1308. Why is it that when you stand in front of a flat mirror, your image is reversed horizontally (left-right) but remains the same vertically (up-down)? — CC, Martinsville, NJ
A mirror doesn't really flip your image horizontally or vertically. After all, the image of your head is still on top and the image of your left hand is still on the left. What the mirror does flip is which way your image is facing. For example, if you were facing north, then your image is facing south. This front-back reversal makes your image fundamentally different from you in the same way a left shoe is fundamentally different from a right shoe. No matter how you arrange those two shoes, they'll always be reversed in one direction. Similarly, no matter how you arrange yourself and your image, they'll always be reversed in one direction.
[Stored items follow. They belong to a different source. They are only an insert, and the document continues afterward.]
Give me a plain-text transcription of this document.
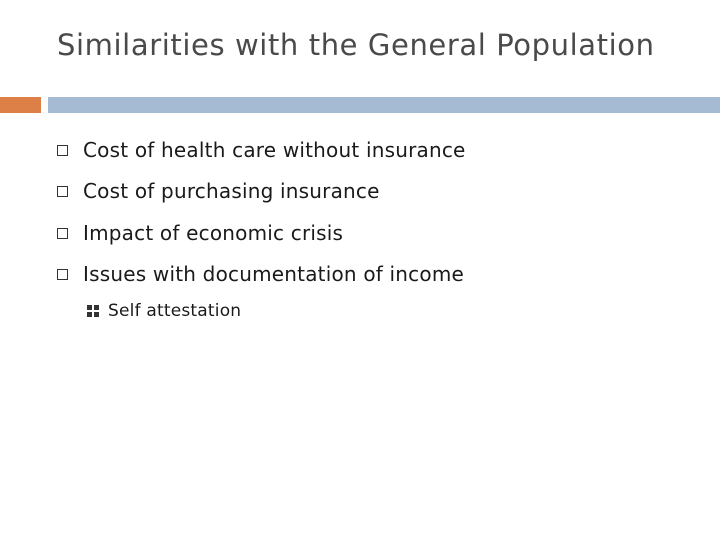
Similarities with the General Population
Cost of health care without insurance
Cost of purchasing insurance
Impact of economic crisis
Issues with documentation of income
Self attestation
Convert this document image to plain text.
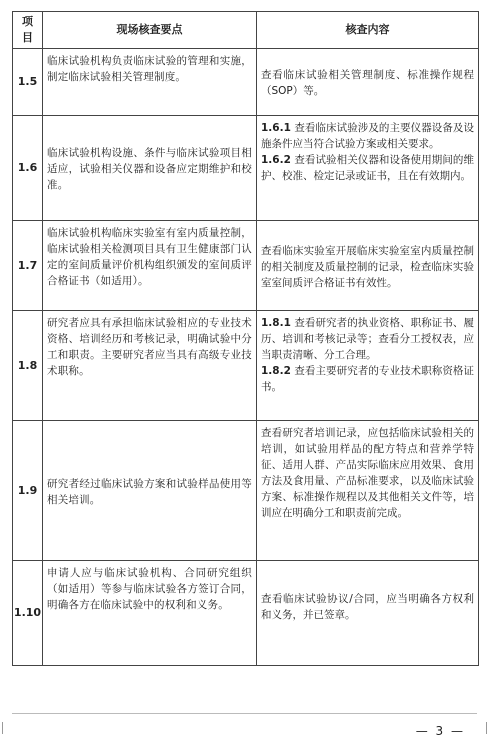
项目	现场核查要点	核查内容
1.5	临床试验机构负责临床试验的管理和实施，制定临床试验相关管理制度。	查看临床试验相关管理制度、标准操作规程（SOP）等。

1.6	临床试验机构设施、条件与临床试验项目相适应，试验相关仪器和设备应定期维护和校准。	1.6.1 查看临床试验涉及的主要仪器设备及设施条件应当符合试验方案或相关要求。

1.6.2 查看试验相关仪器和设备使用期间的维护、校准、检定记录或证书，且在有效期内。

1.7	临床试验机构临床实验室有室内质量控制，临床试验相关检测项目具有卫生健康部门认定的室间质量评价机构组织颁发的室间质评合格证书（如适用）。	查看临床实验室开展临床实验室室内质量控制的相关制度及质量控制的记录，检查临床实验室室间质评合格证书有效性。

1.8	研究者应具有承担临床试验相应的专业技术资格、培训经历和考核记录，明确试验中分工和职责。主要研究者应当具有高级专业技术职称。	1.8.1 查看研究者的执业资格、职称证书、履历、培训和考核记录等；查看分工授权表，应当职责清晰、分工合理。

1.8.2 查看主要研究者的专业技术职称资格证书。

1.9	研究者经过临床试验方案和试验样品使用等相关培训。	查看研究者培训记录，应包括临床试验相关的培训，如试验用样品的配方特点和营养学特征、适用人群、产品实际临床应用效果、食用方法及食用量、产品标准要求，以及临床试验方案、标准操作规程以及其他相关文件等，培训应在明确分工和职责前完成。

1.10	申请人应与临床试验机构、合同研究组织（如适用）等参与临床试验各方签订合同，明确各方在临床试验中的权利和义务。	查看临床试验协议/合同，应当明确各方权利和义务，并已签章。

— 3 —
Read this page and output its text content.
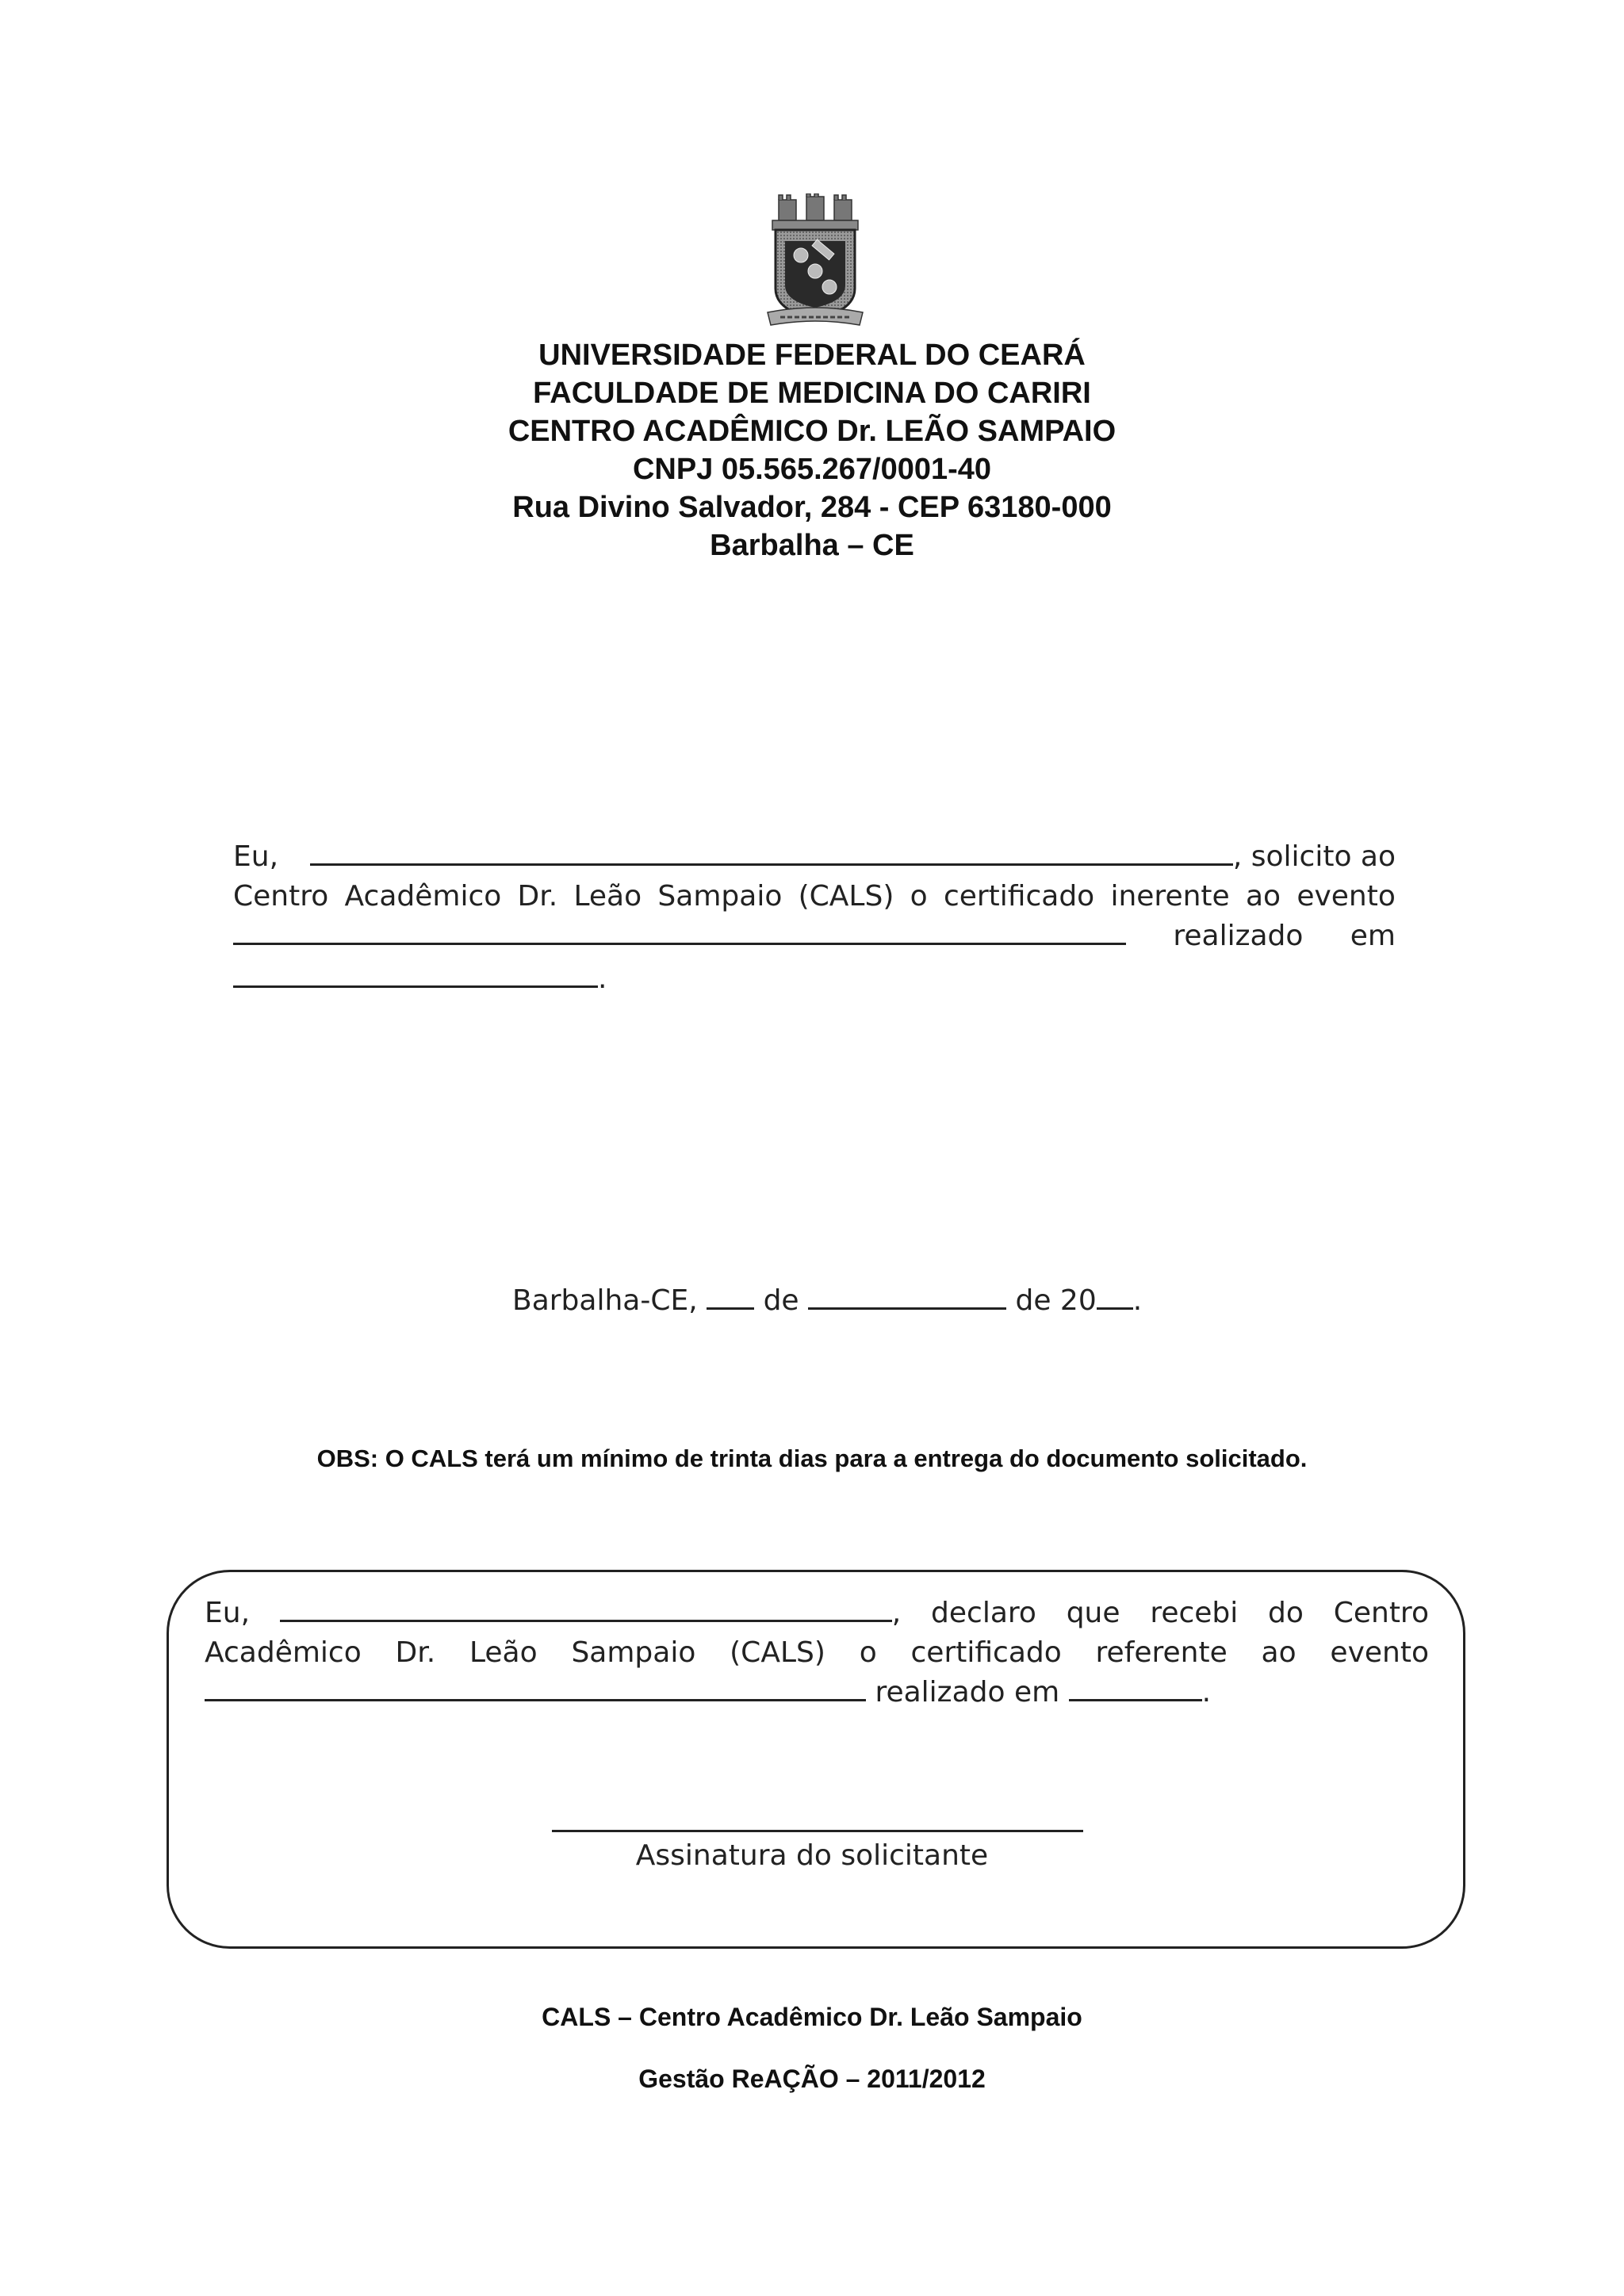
UNIVERSIDADE FEDERAL DO CEARÁ
FACULDADE DE MEDICINA DO CARIRI
CENTRO ACADÊMICO Dr. LEÃO SAMPAIO
CNPJ 05.565.267/0001-40
Rua Divino Salvador, 284 - CEP 63180-000
Barbalha – CE
Eu,	, solicito ao
Centro Acadêmico Dr. Leão Sampaio (CALS) o certificado inerente ao evento
realizado em
.
Barbalha-CE, de	de 20 .
OBS: O CALS terá um mínimo de trinta dias para a entrega do documento solicitado.
Eu,	, declaro que recebi do Centro
Acadêmico Dr. Leão Sampaio (CALS) o certificado referente ao evento
realizado em	.
Assinatura do solicitante
CALS – Centro Acadêmico Dr. Leão Sampaio
Gestão ReAÇÃO – 2011/2012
While you're looking at your image, the reversed direction is the forward-backward direction. But it's natural to imagine yourself in the place of your image. To do this you imagine turning around to face in the direction that your image is facing. When you turn in this manner, you mentally eliminate the forward-backward reversal but introduce a new reversal in its place: a left-right reversal. If you were to imagine standing on your head instead, you would still eliminate the forward-backward reversal but would now introduce an up-down reversal. Since it's hard to imagine standing on your head in order to face in the direction your image is facing, you tend to think only about turning around. It's this imagined turning around that leads you to say that your image is reversed horizontally.